Our marriage was over. Acting as my kinsman and guardian, he glanced at the marriage contract that Tavius had sent him. The main provision transferred my dowry to Tavius’s control. Tiberius Nero pressed his signet ring into the wax seal on the document. “Thank you,” I said. I slipped off my gold betrothal ring and handed it to him. He looked down at it in his palm, closed his fingers around it, gave a little chuckle, and walked out of the room.
An important bond had been severed, and I felt an ache, remembering times of affection and shared joy. I had come to Tiberius Nero a girl and grown into a woman as his wife. I had not wanted him as my husband, but we had come to rely on each other. I told myself I would be a friend to him just as I had promised to be, and there was comfort in that thought.
I went to the nursery, where Rubria was dressing my son. As soon as I saw him, I felt the start of tears. But I had promised myself not to weep anymore about what was already unalterable, and I did not want to act in front of little Tiberius as if some tragedy were befalling us. I blinked away my tears and managed to smile at him.
“I will want to see him tomorrow,” I said to Rubria. “I’ll send the litter, and you’ll bring him to me.”
“Of course,” she said.
“And you will care for him just as you always do.” My son was gazing up at me with puzzled eyes. He was two months short of his third birthday. How could he understand what was happening? I fell silent.

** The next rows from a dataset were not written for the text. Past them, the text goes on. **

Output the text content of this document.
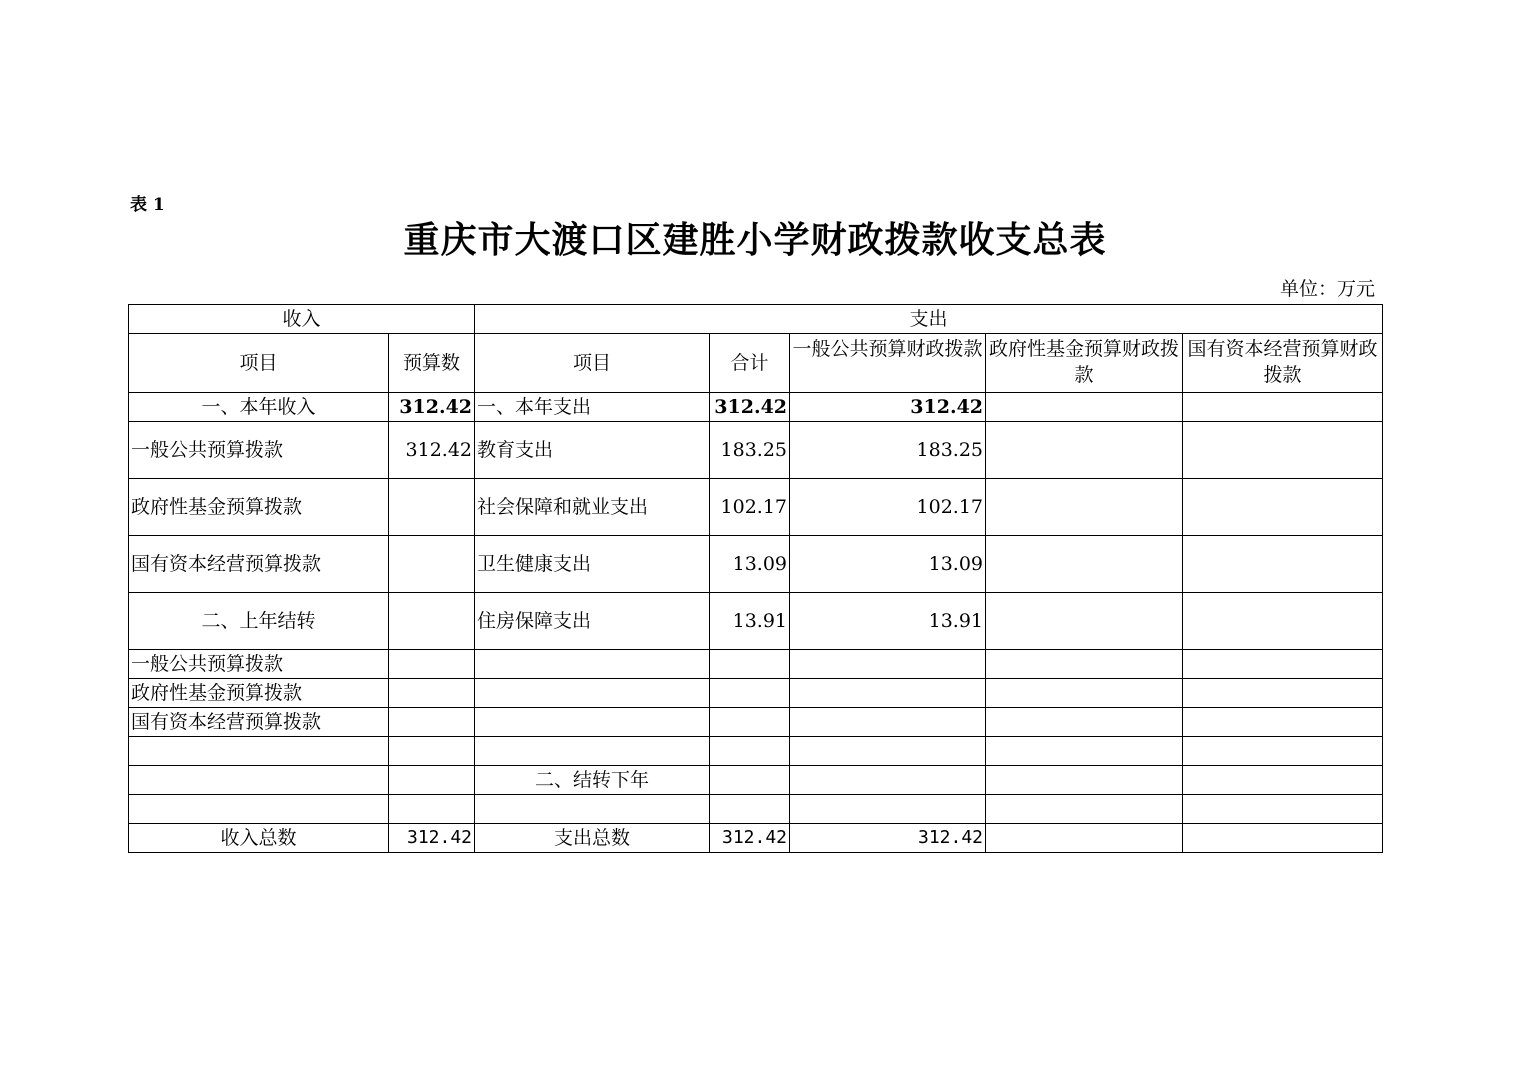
表 1
重庆市大渡口区建胜小学财政拨款收支总表
单位：万元
收入		支出				
项目	预算数	项目	合计	一般公共预算财政拨款	政府性基金预算财政拨款	国有资本经营预算财政拨款
一、本年收入	312.42	一、本年支出	312.42	312.42		
一般公共预算拨款	312.42	教育支出	183.25	183.25		
政府性基金预算拨款		社会保障和就业支出	102.17	102.17		
国有资本经营预算拨款		卫生健康支出	13.09	13.09		
二、上年结转		住房保障支出	13.91	13.91		
一般公共预算拨款						
政府性基金预算拨款						
国有资本经营预算拨款						

		二、结转下年				

收入总数	312.42	支出总数	312.42	312.42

“Of course,” Rubria said again.
I remembered that she had lost her husband and her own child in a tenement fire—a common circumstance in Rome’s slums, one she could certainly not prevent—and I wondered what she thought of me. In her plain, patient face, I could find no clue.
I kissed little Tiberius on the forehead. Then I left him with Rubria and went to prepare for my marriage ceremony.
I have had to pause for a while in my writing. My mind was so full of memories of my son as a small boy. And then I recalled I have yet to reply to a letter he recently sent me.
The waxed tablet stamped with his seal is here on my writing table. He urges me to rest more and to leave my business affairs entirely in the hands of trustworthy servants; he would be glad to suggest able men I could rely on. My holdings are extensive. I have brickyards, a copper mine, granaries. It is too much for me, at my age, he says, to involve myself in overseeing these many ventures. Moreover, I should not go out among the poor, as I still do, and personally distribute largesse. As he has done before, he hints that this activity is hardly suitable even for a woman in the prime of life.
My son’s tone is almost one of entreaty. I will write him back a polite reply, thanking him for his filial concern. But as always, I will refuse to be bound by his efforts to restrict my actions.
My son Tiberius can be harsh and overbearing in his dealings with others. With me, he at least softens his voice. He takes care to be courteous. But he looks at me—at any woman—with a narrow vision. He is most at home in a military camp, among men.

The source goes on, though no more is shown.